2021 Pain Reports

Psychophysiologic symptom relief therapy for chronic back pain: a pilot randomized controlled trial

Michael W. Donnino · Garrett S. Thompson · Shivani Mehta · Myrella Paschali · Patricia Howard · Sofie B. Antonsen · Lakshman Balaji · Suzanne M. Bertisch · Robert Edwards · Long H. Ngo · Anne V. Grossestreuer

14 citations on Semantic Scholar
AI-Generated Summary Claude Haiku

Chronic back pain is the leading cause of disability worldwide, yet many cases lack a clear physical or organic cause. This pilot study tested whether psychophysiologic symptom relief therapy (PSRT)—a novel 12-week intervention based on the theory that nonspecific back pain is rooted in psychological and emotional factors—could reduce pain and disability better than standard care and mindfulness-based stress reduction (MBSR). The approach combines pain education grounded in psychophysiological theory, desensitization techniques, emotional expression training, and mindfulness meditation.

The study was a three-armed, randomized controlled trial involving 35 adults with nonspecific chronic back pain (11 in PSRT, 12 in MBSR, 12 in usual care). Participants completed validated questionnaires measuring disability (Roland-Morris Disability Questionnaire), pain bothersomeness, and pain-related anxiety at baseline and at 4, 8, 13, and 26 weeks. The PSRT group received 36 hours of instruction over 12 weeks, while MBSR participants received 22 hours over 8 weeks, and the usual care group continued with standard treatment.

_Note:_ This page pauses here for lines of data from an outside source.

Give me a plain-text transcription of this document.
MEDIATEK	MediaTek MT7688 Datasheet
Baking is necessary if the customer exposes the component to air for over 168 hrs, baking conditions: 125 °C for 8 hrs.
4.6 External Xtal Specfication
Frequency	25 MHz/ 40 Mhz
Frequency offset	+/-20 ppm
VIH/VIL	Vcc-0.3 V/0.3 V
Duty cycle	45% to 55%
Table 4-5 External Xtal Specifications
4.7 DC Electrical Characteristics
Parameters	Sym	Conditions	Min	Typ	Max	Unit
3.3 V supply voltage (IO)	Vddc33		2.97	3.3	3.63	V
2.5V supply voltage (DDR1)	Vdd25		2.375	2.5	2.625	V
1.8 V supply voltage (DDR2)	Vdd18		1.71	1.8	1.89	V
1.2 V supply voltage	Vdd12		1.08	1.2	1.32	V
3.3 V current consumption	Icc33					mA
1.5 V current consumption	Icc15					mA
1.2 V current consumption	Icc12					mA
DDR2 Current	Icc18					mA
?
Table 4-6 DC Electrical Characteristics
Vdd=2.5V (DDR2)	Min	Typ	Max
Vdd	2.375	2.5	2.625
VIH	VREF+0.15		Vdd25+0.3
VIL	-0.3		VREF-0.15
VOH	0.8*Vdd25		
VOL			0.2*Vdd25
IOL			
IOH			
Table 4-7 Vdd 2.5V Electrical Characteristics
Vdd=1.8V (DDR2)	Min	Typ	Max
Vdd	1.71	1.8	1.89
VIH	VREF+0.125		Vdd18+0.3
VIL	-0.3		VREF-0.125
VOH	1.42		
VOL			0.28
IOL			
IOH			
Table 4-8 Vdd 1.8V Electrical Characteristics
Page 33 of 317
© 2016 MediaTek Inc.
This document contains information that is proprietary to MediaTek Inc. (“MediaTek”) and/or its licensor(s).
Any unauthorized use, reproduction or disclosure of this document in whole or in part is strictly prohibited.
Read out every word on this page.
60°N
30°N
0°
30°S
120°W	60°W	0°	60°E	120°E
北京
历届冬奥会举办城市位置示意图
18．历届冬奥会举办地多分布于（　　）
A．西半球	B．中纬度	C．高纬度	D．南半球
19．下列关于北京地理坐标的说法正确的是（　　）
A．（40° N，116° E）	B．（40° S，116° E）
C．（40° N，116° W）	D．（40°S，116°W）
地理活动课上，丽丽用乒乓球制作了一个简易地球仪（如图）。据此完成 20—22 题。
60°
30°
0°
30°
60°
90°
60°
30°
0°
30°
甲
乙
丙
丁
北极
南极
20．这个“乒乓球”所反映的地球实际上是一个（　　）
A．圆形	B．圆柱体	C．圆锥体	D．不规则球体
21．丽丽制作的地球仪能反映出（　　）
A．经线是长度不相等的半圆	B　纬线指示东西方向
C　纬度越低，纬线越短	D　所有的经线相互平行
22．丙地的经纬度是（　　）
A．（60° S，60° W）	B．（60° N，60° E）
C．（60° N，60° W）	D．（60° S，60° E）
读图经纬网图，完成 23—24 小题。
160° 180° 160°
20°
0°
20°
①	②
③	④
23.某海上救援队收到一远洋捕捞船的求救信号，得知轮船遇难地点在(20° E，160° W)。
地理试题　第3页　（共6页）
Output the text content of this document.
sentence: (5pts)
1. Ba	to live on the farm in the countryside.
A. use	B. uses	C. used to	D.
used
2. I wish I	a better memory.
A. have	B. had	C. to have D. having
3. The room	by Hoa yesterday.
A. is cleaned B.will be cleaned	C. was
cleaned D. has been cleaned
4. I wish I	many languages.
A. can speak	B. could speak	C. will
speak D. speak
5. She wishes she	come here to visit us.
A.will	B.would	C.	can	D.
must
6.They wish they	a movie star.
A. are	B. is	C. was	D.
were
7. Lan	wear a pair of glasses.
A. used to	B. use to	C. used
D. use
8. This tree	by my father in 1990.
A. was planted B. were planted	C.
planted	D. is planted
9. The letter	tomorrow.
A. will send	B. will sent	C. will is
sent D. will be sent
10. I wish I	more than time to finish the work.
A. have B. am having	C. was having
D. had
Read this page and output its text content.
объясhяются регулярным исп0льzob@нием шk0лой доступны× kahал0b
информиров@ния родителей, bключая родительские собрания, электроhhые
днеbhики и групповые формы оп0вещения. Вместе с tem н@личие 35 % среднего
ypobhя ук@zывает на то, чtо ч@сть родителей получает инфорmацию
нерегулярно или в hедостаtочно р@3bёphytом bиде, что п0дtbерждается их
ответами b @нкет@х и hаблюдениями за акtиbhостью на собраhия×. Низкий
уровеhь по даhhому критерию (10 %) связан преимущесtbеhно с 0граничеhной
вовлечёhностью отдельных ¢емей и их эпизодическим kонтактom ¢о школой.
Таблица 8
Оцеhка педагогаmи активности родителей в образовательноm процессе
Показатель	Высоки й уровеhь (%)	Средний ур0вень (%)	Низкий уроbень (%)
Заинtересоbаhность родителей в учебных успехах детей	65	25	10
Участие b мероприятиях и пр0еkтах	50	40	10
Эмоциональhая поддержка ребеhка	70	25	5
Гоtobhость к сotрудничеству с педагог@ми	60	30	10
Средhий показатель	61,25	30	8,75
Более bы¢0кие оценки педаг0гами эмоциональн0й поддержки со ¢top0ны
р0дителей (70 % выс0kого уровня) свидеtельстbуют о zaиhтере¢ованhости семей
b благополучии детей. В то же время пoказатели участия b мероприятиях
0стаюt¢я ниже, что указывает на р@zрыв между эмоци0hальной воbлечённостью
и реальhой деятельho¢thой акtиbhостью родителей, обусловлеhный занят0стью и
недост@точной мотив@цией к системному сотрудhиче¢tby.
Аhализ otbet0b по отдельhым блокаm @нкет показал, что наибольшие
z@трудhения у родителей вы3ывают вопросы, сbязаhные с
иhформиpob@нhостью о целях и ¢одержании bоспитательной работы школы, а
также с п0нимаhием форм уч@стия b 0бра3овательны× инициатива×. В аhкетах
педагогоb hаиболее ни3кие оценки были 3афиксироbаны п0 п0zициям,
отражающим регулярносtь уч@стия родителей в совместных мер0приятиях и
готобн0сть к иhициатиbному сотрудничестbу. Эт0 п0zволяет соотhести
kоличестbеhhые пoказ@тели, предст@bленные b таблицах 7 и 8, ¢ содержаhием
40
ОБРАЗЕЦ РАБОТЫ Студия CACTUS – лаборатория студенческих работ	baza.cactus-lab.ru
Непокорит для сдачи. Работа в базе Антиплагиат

Results demonstrated significant benefits for PSRT. At 26 weeks, the PSRT group showed a mean disability score reduction of 6.2 points (from 9.5 to 3.3) compared to 4.4 points for MBSR and 0.2 points for usual care. Notably, 63.6% of PSRT participants reported being pain-free (0/10 pain) at 26 weeks, compared to 25% in the MBSR group and 16.7% in usual care. The largest improvements occurred within the first 4 weeks, suggesting the psychophysiological education and desensitization components were particularly effective. Adherence was high (76% session attendance), and questionnaire completion was 100%.

These findings suggest PSRT is a feasible and potentially highly beneficial treatment for nonspecific chronic back pain, with rapid and substantial improvements in functional disability and pain relief. The approach offers a distinct paradigm shift from treating back pain as primarily physical—instead addressing underlying psychological stressors and conditioned pain responses. The authors conclude that larger randomized controlled trials are warranted to confirm these promising pilot results and establish PSRT as a viable treatment option for chronic back pain patients.